The Office of the Comptroller of the Currency has approved national trust charters for Coinbase, Ripple, Bitgo, and several other crypto firms, marking a significant step in the industry's push for federal recognition. The move has drawn immediate scrutiny from U.S. Senator Elizabeth Warren, who pressed the OCC over the approvals and what she sees as insufficient guardrails around digital asset custody.
Warren's challenge
Senator Warren, a longtime critic of the crypto sector, escalated her oversight this week by calling on the OCC to explain its reasoning for clearing the charter applications. She questioned whether the agency had adequately assessed the risks tied to holding customer assets at firms that also engage in lending or other financial activities. The letter didn't name specific companies but targeted the batch of approvals that included Coinbase, Ripple, and Bitgo.
Belshe's defense
Bitgo CEO Mike Belshe fired back, arguing that the national trust charter's fiduciary custody model actually separates client property from any lending or proprietary trading risks. "Fiduciary custody separates client property from lending risks," Belshe said, countering the implication that the charter opens the door to conflicts.

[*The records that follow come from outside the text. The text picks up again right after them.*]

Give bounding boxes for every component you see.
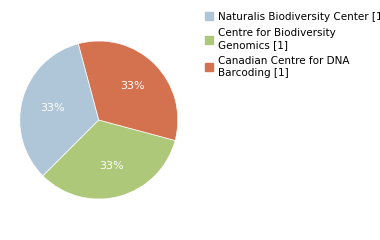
Legend: Naturalis Biodiversity Center [1], Centre for Biodiversity
Genomics [1], Canadia: Naturalis Biodiversity Center [1], Centr… — [203, 10, 380, 80]
Wedge shape — [20, 44, 99, 176]
Wedge shape — [78, 41, 178, 140]
Text: 33%: 33% — [99, 161, 124, 171]
Text: 33%: 33% — [120, 81, 145, 91]
Wedge shape — [43, 120, 175, 199]
Text: 33%: 33% — [41, 103, 65, 113]
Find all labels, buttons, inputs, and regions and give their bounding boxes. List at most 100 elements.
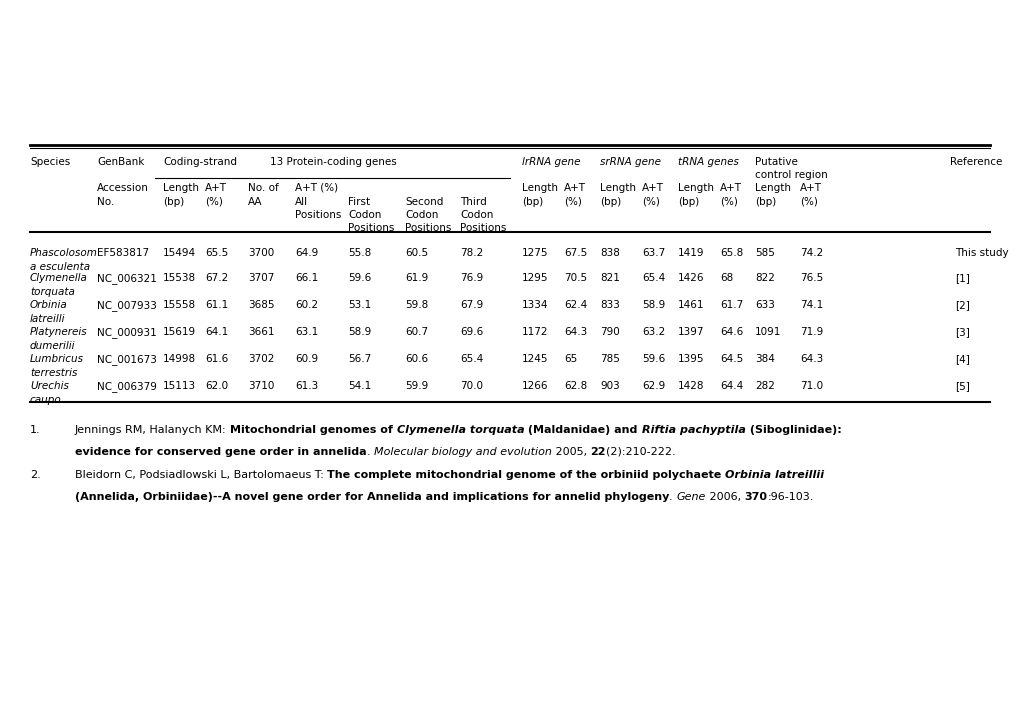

The exchange's stance is that the structure provides stronger protections than state-level trust licenses that many crypto custodians currently hold.
What's at stake
The push for national trust charters has turned into a broader regulatory clash over who gets to oversee digital asset custody — and how. State regulators have traditionally held the reins, but federal charters give firms a single rulebook and the ability to operate nationwide. Critics like Warren worry that the OCC is moving too fast without clear rules on asset segregation, while industry advocates say the charters bring much-needed consistency. The OCC hasn't publicly responded to Warren's letter, but the clock is ticking: the agency typically faces a 30-day window to reply to congressional inquiries. How it answers could set the tone for the next phase of crypto regulation in the U.S.